Neste mundo em que vivemos, o Estado está por todo o lado sob as mais variadas formas e, a quem viva aqui, é quase impossível escapar-lhe.
A forma mais frequente de relacionamento com o Estado são os impostos, mas muitas pessoas cedo ou tarde necessitam de uma licença para alguma coisa, têm uma coima para pagar, são destinatárias de um ato administrativo qualquer, às vezes de exclusão de um concurso de recrutamento para a administração pública, por não terem os olhos da cor requerida…
Assim sendo, a justiça administrativa e fiscal é uma questão maior da cidadania.
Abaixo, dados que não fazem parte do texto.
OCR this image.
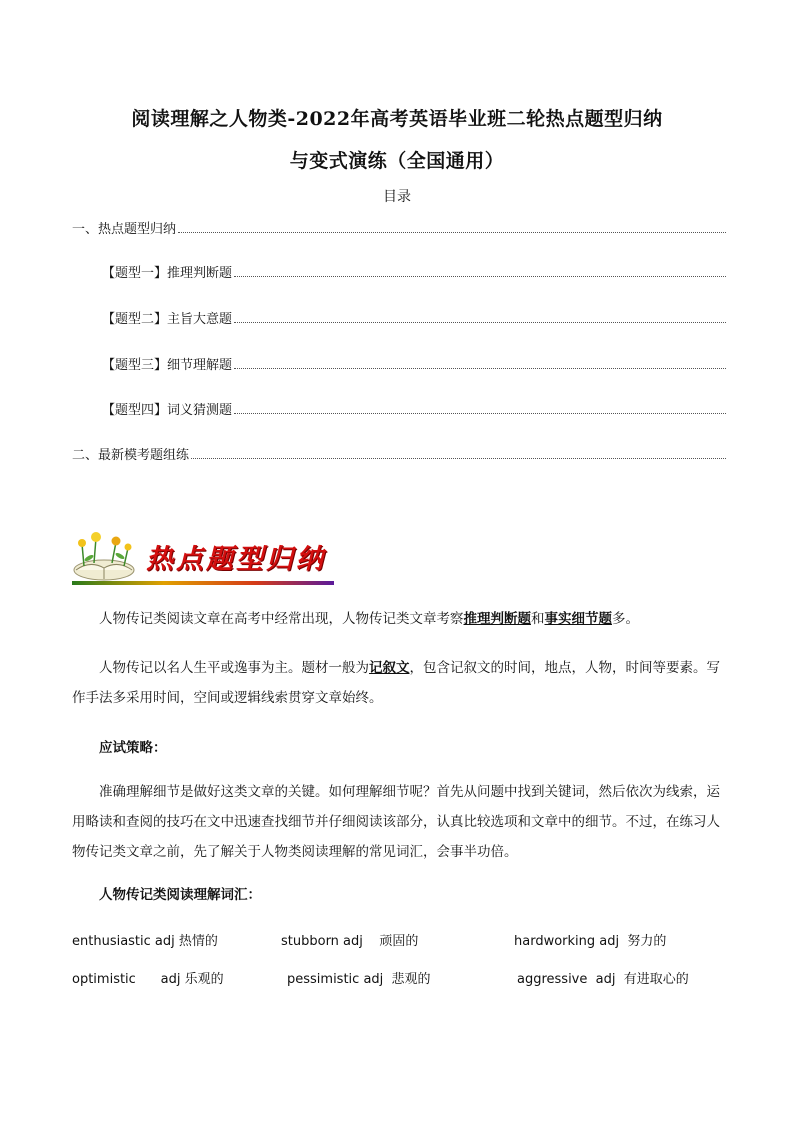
阅读理解之人物类-2022年高考英语毕业班二轮热点题型归纳
与变式演练（全国通用）
目录
一、热点题型归纳
【题型一】推理判断题
【题型二】主旨大意题
【题型三】细节理解题
【题型四】词义猜测题
二、最新模考题组练
热点题型归纳

人物传记类阅读文章在高考中经常出现，人物传记类文章考察推理判断题和事实细节题多。

人物传记以名人生平或逸事为主。题材一般为记叙文，包含记叙文的时间，地点，人物，时间等要素。写作手法多采用时间，空间或逻辑线索贯穿文章始终。

应试策略：

准确理解细节是做好这类文章的关键。如何理解细节呢？首先从问题中找到关键词，然后依次为线索，运用略读和查阅的技巧在文中迅速查找细节并仔细阅读该部分，认真比较选项和文章中的细节。不过，在练习人物传记类文章之前，先了解关于人物类阅读理解的常见词汇，会事半功倍。

人物传记类阅读理解词汇：
enthusiastic adj 热情的	stubborn adj    顽固的	hardworking adj  努力的
optimistic      adj 乐观的	pessimistic adj  悲观的	aggressive  adj  有进取心的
O seu bom funcionamento seria essencial; a sua ineficiência ou demora, fatal aos direitos dos cidadãos.
Diz-nos o artigo 2.o do Código de Processo nos Tribunais Administrativos que (Tutela jurisdicional efetiva) “1 – O princípio da tutela jurisdicional efetiva compreende o direito de obter, em prazo razoável, uma decisão judicial que aprecie, com força de caso julgado, cada pretensão regularmente deduzida em juízo, bem como a possibilidade de a fazer executar e de obter as providências cautelares, antecipatórias ou conservatórias, destinadas a assegurar o efeito útil da decisão. 2 – A todo o direito ou interesse legalmente protegido corresponde a tutela adequada junto dos tribunais administrativos”.
Se o legislador se tivesse esforçado por pôr em letra de forma o exato contrário daquilo que acontece nos tribunais administrativos, não teria conseguido melhor: são excruciantemente lentos, formalistas, ineficazes, e os respetivos juízes mais parece andarem com uma candeia à procura de razões para denegar aos cidadãos a apreciação do mérito das suas causas.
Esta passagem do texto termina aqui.